Question

In Problem 21, what do you think is the interval of convergence for the Maclaurin series of $\mathit{s}\mathit{e}\mathit{c}\mathbf{}\mathit{x}$?

Short answer

The interval of convergence, around $x=0$ is$\left(\frac{-\pi }{2},\frac{\pi }{2}\right)$

Step-by-step solution

Given Information

The given value

$secx$

To obtain the Macluarin series

We found the Maclaurin Series, centered at$x=0$of the sec$x$by using the Trigonometric Property

$\sec x=\frac{1}{\cos x}$

Our aim is to find the interval of convergence of the Maclaurin Series of the sec function.

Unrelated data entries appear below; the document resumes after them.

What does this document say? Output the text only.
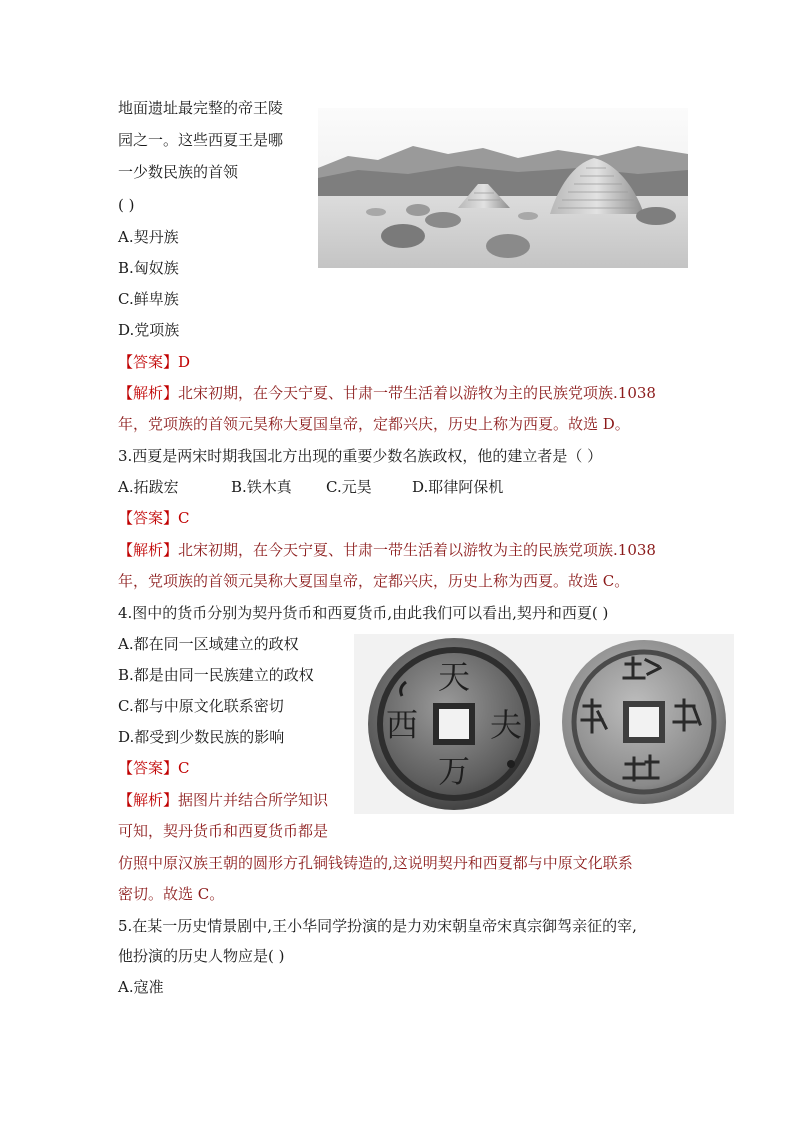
地面遗址最完整的帝王陵
园之一。这些西夏王是哪
一少数民族的首领
( )
A.契丹族
B.匈奴族
C.鲜卑族
D.党项族
【答案】D
【解析】北宋初期，在今天宁夏、甘肃一带生活着以游牧为主的民族党项族.1038
年，党项族的首领元昊称大夏国皇帝，定都兴庆，历史上称为西夏。故选 D。
3.西夏是两宋时期我国北方出现的重要少数名族政权，他的建立者是（ ）
A.拓跋宏	B.铁木真 C.元昊	D.耶律阿保机
【答案】C
【解析】北宋初期，在今天宁夏、甘肃一带生活着以游牧为主的民族党项族.1038
年，党项族的首领元昊称大夏国皇帝，定都兴庆，历史上称为西夏。故选 C。
4.图中的货币分别为契丹货币和西夏货币,由此我们可以看出,契丹和西夏( )
A.都在同一区域建立的政权
B.都是由同一民族建立的政权
C.都与中原文化联系密切
D.都受到少数民族的影响
天
万
西 夫
【答案】C
【解析】据图片并结合所学知识
可知，契丹货币和西夏货币都是
仿照中原汉族王朝的圆形方孔铜钱铸造的,这说明契丹和西夏都与中原文化联系
密切。故选 C。
5.在某一历史情景剧中,王小华同学扮演的是力劝宋朝皇帝宋真宗御驾亲征的宰,
他扮演的历史人物应是( )
A.寇准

We do that, by equating the denominator by zero, yields

$\cos x=0$

$x=\frac{2n+1}{2}\pi$

Where$n=\dots ,-1,0,1,\dots$

Around $x=0$

The radius of convergence is$\frac{\pi }{2}$and the interval of convergence is$\left(\frac{-\pi }{2},\frac{\pi }{2}\right).$From the graph below, you can deduce that the sec function diverges at$x=\frac{2n+1}{2}\pi .$

The interval of convergence,$x=0$around is $\left(\frac{-\pi }{2},\frac{\pi }{2}\right)$.